Alaska Judicial Council nominates four for Kenai Superior Court

Alaska Judicial Council nominates four for Kenai Superior Court

The Alaska Judicial Council nominated four candidates for the Kenai Superior Court’s vacant seat. The governor will have 45 days to appoint Roberta Erwin, Jason Gist, Daniel Schally or Shawn Traini.

Schally also applied for and was a finalist for an opening on the Kenai Superior Court earlier this year.

Erwin has lived in Alaska for 49 years. She graduated from the University of Puget Sound School of Law and has practiced law for more than 24 years. She is currently working in a private practice in Anchorage.

Anchorage Assistant District Attorney Jason Gist has been living and practicing law in Alaska for 14 years. He is a graduate of the University of California, Berkeley, Boalt Hall School of Law.

A graduate of the University of Utah, S.J. Quinney College of Law, Traini has lived in Alaska for 33 years and serves as an assistant district attorney in Palmer.

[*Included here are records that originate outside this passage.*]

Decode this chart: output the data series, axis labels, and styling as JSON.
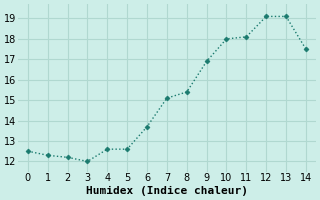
{
  "x": [
    0,
    1,
    2,
    3,
    4,
    5,
    6,
    7,
    8,
    9,
    10,
    11,
    12,
    13,
    14
  ],
  "y": [
    12.5,
    12.3,
    12.2,
    12.0,
    12.6,
    12.6,
    13.7,
    15.1,
    15.4,
    16.9,
    18.0,
    18.1,
    19.1,
    19.1,
    17.5
  ],
  "line_color": "#1a7a6e",
  "marker": "D",
  "marker_size": 2.5,
  "background_color": "#cdeee8",
  "grid_color": "#b0d8d0",
  "xlabel": "Humidex (Indice chaleur)",
  "xlabel_fontsize": 8,
  "tick_fontsize": 7,
  "xlim": [
    -0.5,
    14.5
  ],
  "ylim": [
    11.5,
    19.7
  ],
  "yticks": [
    12,
    13,
    14,
    15,
    16,
    17,
    18,
    19
  ],
  "xticks": [
    0,
    1,
    2,
    3,
    4,
    5,
    6,
    7,
    8,
    9,
    10,
    11,
    12,
    13,
    14
  ]
}
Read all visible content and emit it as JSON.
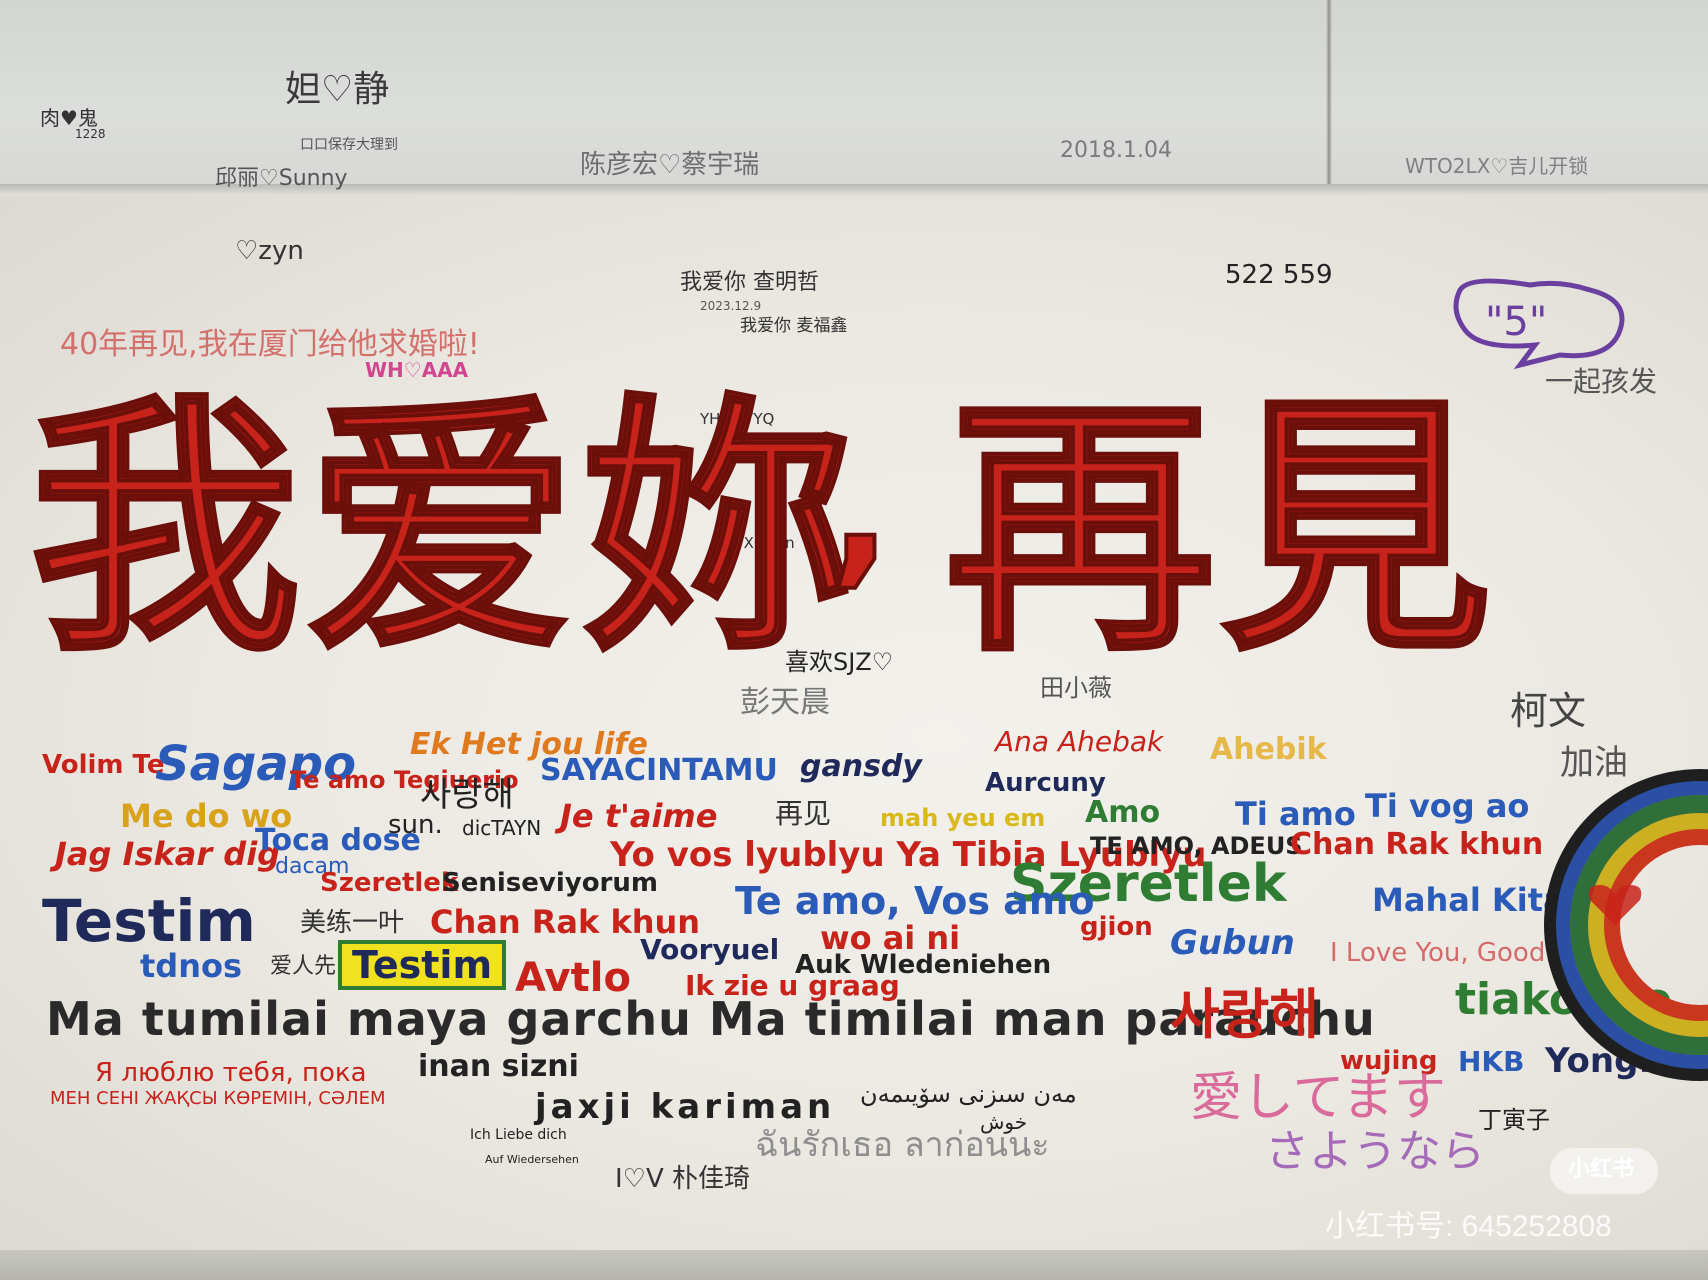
{
  "colors": {
    "red": "#c8231b",
    "navy": "#1f2a5a",
    "blue": "#2b5bb8",
    "green": "#2e7d32",
    "orange": "#e07a1f",
    "yellow_tag": "#f0e21e",
    "purple": "#6a3fa0",
    "pink": "#d96a9a",
    "dark": "#2a2a2a"
  },
  "main_title": {
    "part1": "我爱妳",
    "comma": ",",
    "part2": "再見"
  },
  "upper_wall": {
    "notes": [
      "肉♥鬼",
      "1228",
      "妲♡静",
      "口口保存大理到",
      "邱丽♡Sunny",
      "陈彦宏♡蔡宇瑞",
      "2018.1.04",
      "WTO2LX♡吉儿开锁"
    ]
  },
  "scribbles": {
    "zyn": "♡zyn",
    "date_a": "2023.12.9",
    "wo_ai_ni": "我爱你 查明哲",
    "wo_ai_ni_2": "我爱你 麦福鑫",
    "forty_years": "40年再见,我在厦门给他求婚啦!",
    "wh": "WH♡AAA",
    "numbers": "522 559",
    "yhb": "YHB♡YYQ",
    "jyx": "JYX♡yyn",
    "xihuan": "喜欢SJZ♡",
    "peng": "彭天晨",
    "tian": "田小薇",
    "ke": "柯文",
    "jiayou": "加油",
    "yiqi": "一起孩发",
    "ding": "丁寅子",
    "ilove": "I♡V 朴佳琦",
    "ich": "Ich Liebe dich",
    "auf": "Auf Wiedersehen"
  },
  "languages": {
    "volim": "Volim Te",
    "sagapo": "Sagapo",
    "ek": "Ek Het jou life",
    "teamo_te": "Te amo Tegiuerio",
    "saranghe_small": "사랑해",
    "sayacintamu": "SAYACINTAMU",
    "gansdy": "gansdy",
    "ana": "Ana Ahebak",
    "aureuny": "Aurcuny",
    "ahebik": "Ahebik",
    "medo": "Me do wo",
    "jag": "Jag Iskar dig",
    "toca": "Toca dose",
    "dacam": "dacam",
    "sun": "sun.",
    "dictayn": "dicTAYN",
    "jetaime": "Je t'aime",
    "zaijian": "再见",
    "wo_yah": "mah yeu em",
    "amo": "Amo",
    "tiamo": "Ti amo",
    "tivogao": "Ti vog ao",
    "yovos": "Yo vos lyublyu Ya Tibia Lyublyu",
    "teamoadeus": "TE AMO, ADEUS",
    "chanrak_right": "Chan Rak khun",
    "szeretlek_small": "Szeretlek",
    "seni": "Seniseviyorum",
    "szeretlek_big": "Szeretlek",
    "testim": "Testim",
    "mei": "美练一叶",
    "chanrak_mid": "Chan Rak khun",
    "teamovos": "Te amo, Vos amo",
    "woaini": "wo ai ni",
    "gjion": "gjion",
    "mahal": "Mahal Kita",
    "tdnos": "tdnos",
    "aixian": "爱人先",
    "testim_tag": "Testim",
    "avtlo": "Avtlo",
    "voorwel": "Vooryuel",
    "ikzie": "Ik zie u graag",
    "auk": "Auk Wledeniehen",
    "gubun": "Gubun",
    "ilovegoodbye": "I Love You, GoodBye",
    "tiakouno": "tiakouno",
    "ma_tumilai": "Ma tumilai maya garchu Ma timilai man parauchu",
    "saranghe_big": "사랑해",
    "russian": "Я люблю тебя, пока",
    "inan": "inan  sizni",
    "wujing": "wujing",
    "hkb": "HKB",
    "yongfei": "Yongfei",
    "kazakh": "МЕН СЕНІ ЖАҚСЫ КӨРЕМІН, СӘЛЕМ",
    "jaxji": "jaxji  kariman",
    "uyghur": "مەن سىزنى سۆيىمەن",
    "uyghur2": "خوش",
    "japanese1": "愛してます",
    "japanese2": "さようなら",
    "thai": "ฉันรักเธอ ลาก่อนนะ"
  },
  "watermark": {
    "logo": "小红书",
    "id": "小红书号: 645252808"
  }
}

A total of eight applicants were vying for the seat on the Kenai Superior Court. Anchorage attorney Roberta C. Erwin; Kenai Magistrate Judge Martin C. Fallon; Anchorage Assistant District Attorney Jason Gist; Kodiak Assistant Public Defender Hatton Greer; Kenai District Attorney Scot H. Leaders; Valdez District Court Judge Daniel Schally; Kenai Assistant District Attorney Samuel D. Scott; and Palmer Assistant District Attorney Shawn Traini have all applied to replace Superior Court Judge Charles T. Huegelet, according to a July 30 Alaska Judicial Council release.

Huegelet retired last month after 15 years on the Kenai Superior Court bench. The Superior Court seat is the second to open up this year in Kenai — Judge Anna M. Moran retired in July after more than a decade on the Superior Court.

The Alaska Judicial Council, which is a seven-member group made up of a Chief Justice, three public members and three attorney members, evaluate applicants on criteria such as, applicants’ case history, input from references, former employer and Alaska Bar Association surveys that allow the legal community to give opinions on the applicants’ legal skills and integrity.

Friday afternoon, the Alaska Judicial Council held a forum for people to give public testimony regarding the eight applicants. Alaska Superior Court judges can hear both criminal and civil cases brought before the state courts that don’t go directly to the Supreme Court. For cases already tried in District Court, the Superior Court can also act as an appellate court for those cases.

The Alaska Judicial Council will pass the names of the four nominations to the Governor-elect Mike Dunleavy, who will appoint one to the Kenai Superior Court.